Aux Etats-Unis, il semblerait que les titres à la demande aient supplanté les nouveautés ou réédition éditées traditionnellement en termes de nombre d’exemplaires. En effet, le chiffre est considérable: l’impression à la demande aurait augmenté de 132% en 2008.

Cette méthode de publication est utilisée principalement par les auto-éditeurs et les éditeurs numériques. Kelly Gallagher, qui travaille chez Bowker, explique que le déclin des livres traditionnels reflète la difficulté économique actuelle mais surtout la décision des éditeurs de devenir malins et stratèges avec les titres publiés l’année dernière.

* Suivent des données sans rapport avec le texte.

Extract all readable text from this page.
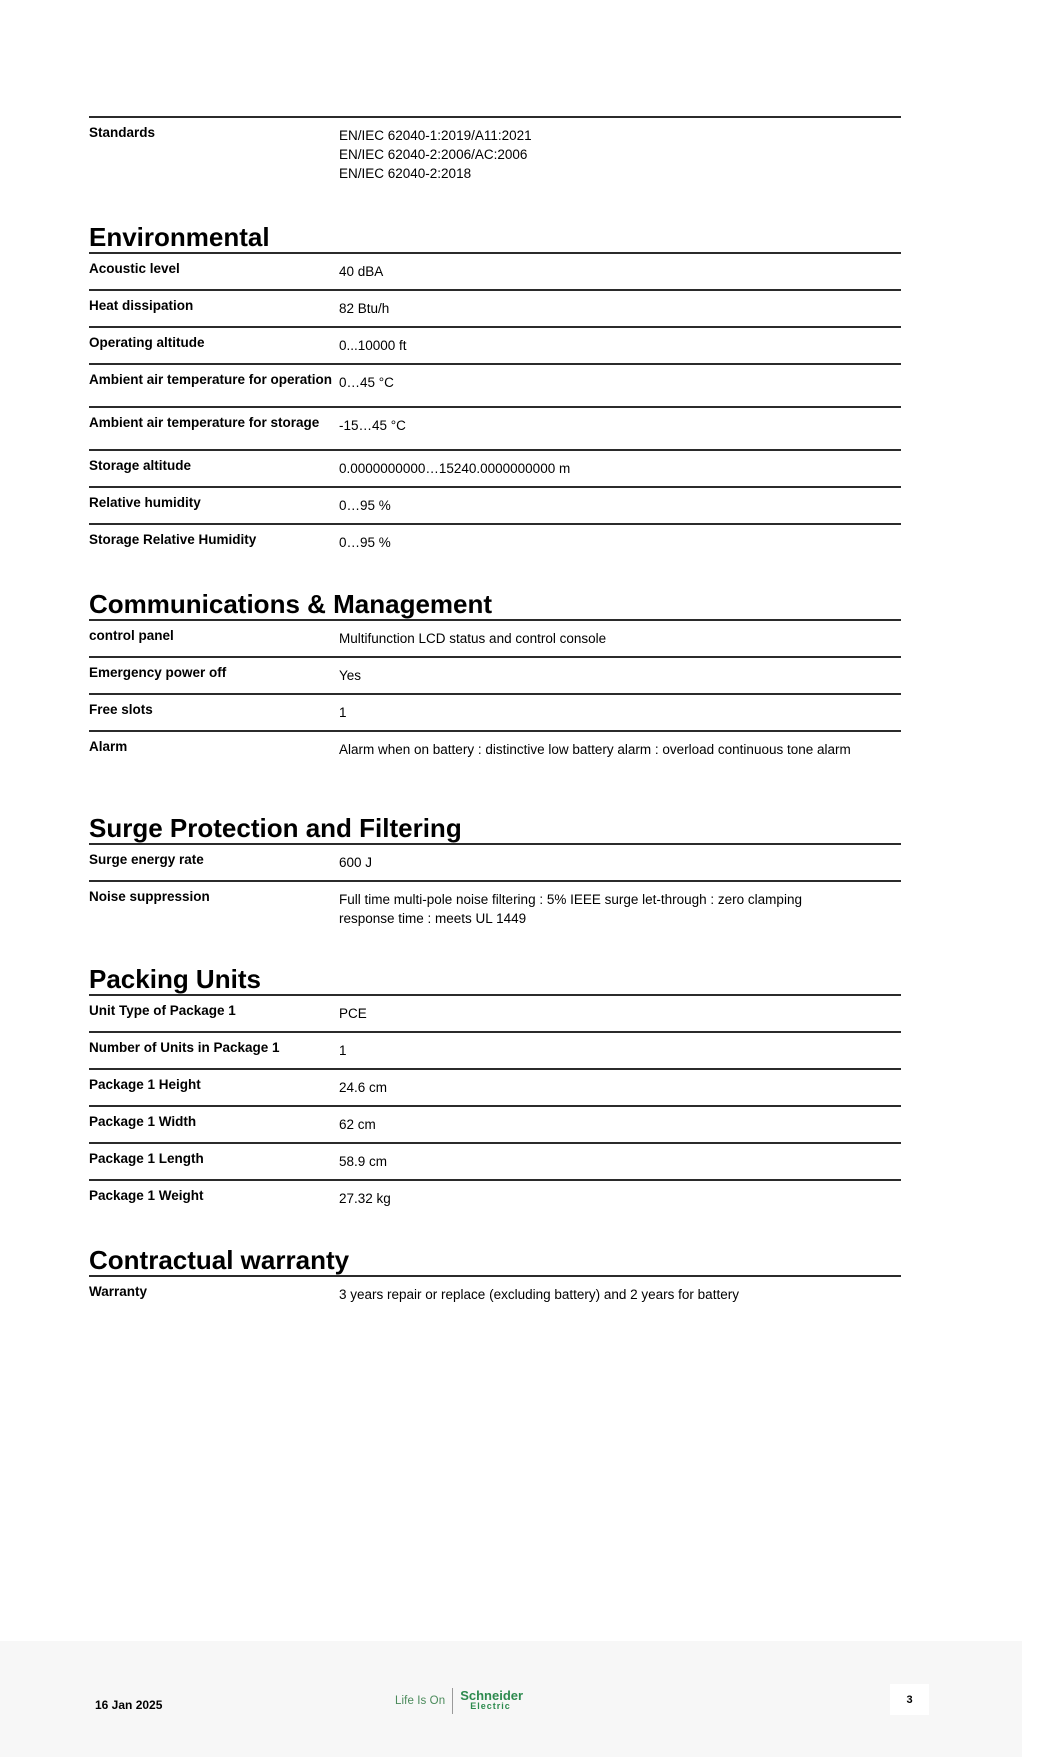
Standards	EN/IEC 62040-1:2019/A11:2021
EN/IEC 62040-2:2006/AC:2006
EN/IEC 62040-2:2018
Environmental
Acoustic level	40 dBA
Heat dissipation	82 Btu/h
Operating altitude	0...10000 ft
Ambient air temperature for operation 0…45 °C
Ambient air temperature for storage	-15…45 °C
Storage altitude	0.0000000000…15240.0000000000 m
Relative humidity	0…95 %
Storage Relative Humidity	0…95 %
Communications & Management
control panel	Multifunction LCD status and control console
Emergency power off	Yes
Free slots	1
Alarm	Alarm when on battery : distinctive low battery alarm : overload continuous tone alarm
Surge Protection and Filtering
Surge energy rate	600 J
Noise suppression	Full time multi-pole noise filtering : 5% IEEE surge let-through : zero clamping response time : meets UL 1449
Packing Units
Unit Type of Package 1	PCE
Number of Units in Package 1	1
Package 1 Height	24.6 cm
Package 1 Width	62 cm
Package 1 Length	58.9 cm
Package 1 Weight	27.32 kg
Contractual warranty
Warranty	3 years repair or replace (excluding battery) and 2 years for battery
16 Jan 2025	Life Is On Schneider
Electric
3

Si l’on regarde les chiffres de plus près, on peut constater que l’édition a réellement subit les problèmes économiques. Par exemple, le nombre d’exemplaires de  livres de voyages a baissé de 15%, qui s’explique par les déplacements moins fréquents des américains. Quant au nombre d’exemplaires de livres de fiction, il a baissé de 11%, et la religion n’y échappe pas non plus, avec un déclin de 14%. Les seuls secteurs qui ont bénéficié d’une hausse, sont ceux de l’éducation et des livres de business, avec une croissance de 33% et 14% respectivement.

Depuis 2002, la production à la demande a augmenté au total de 774% par rapport à un petit 126% pour l’édition traditionnelle. Bien évidemment, cette évolution est aussi due à la grande amélioration de la technologie de l’impression à la demande, et fait même partie de la contribution majeure de cette hausse.

Les Etats-Unis ont un paysage éditorial qui se transforme d’une rapidité impressionnante par rapport à celui que nous avons en France, mais il nous permet d’appréhender ces nouveautés avec plus de distance.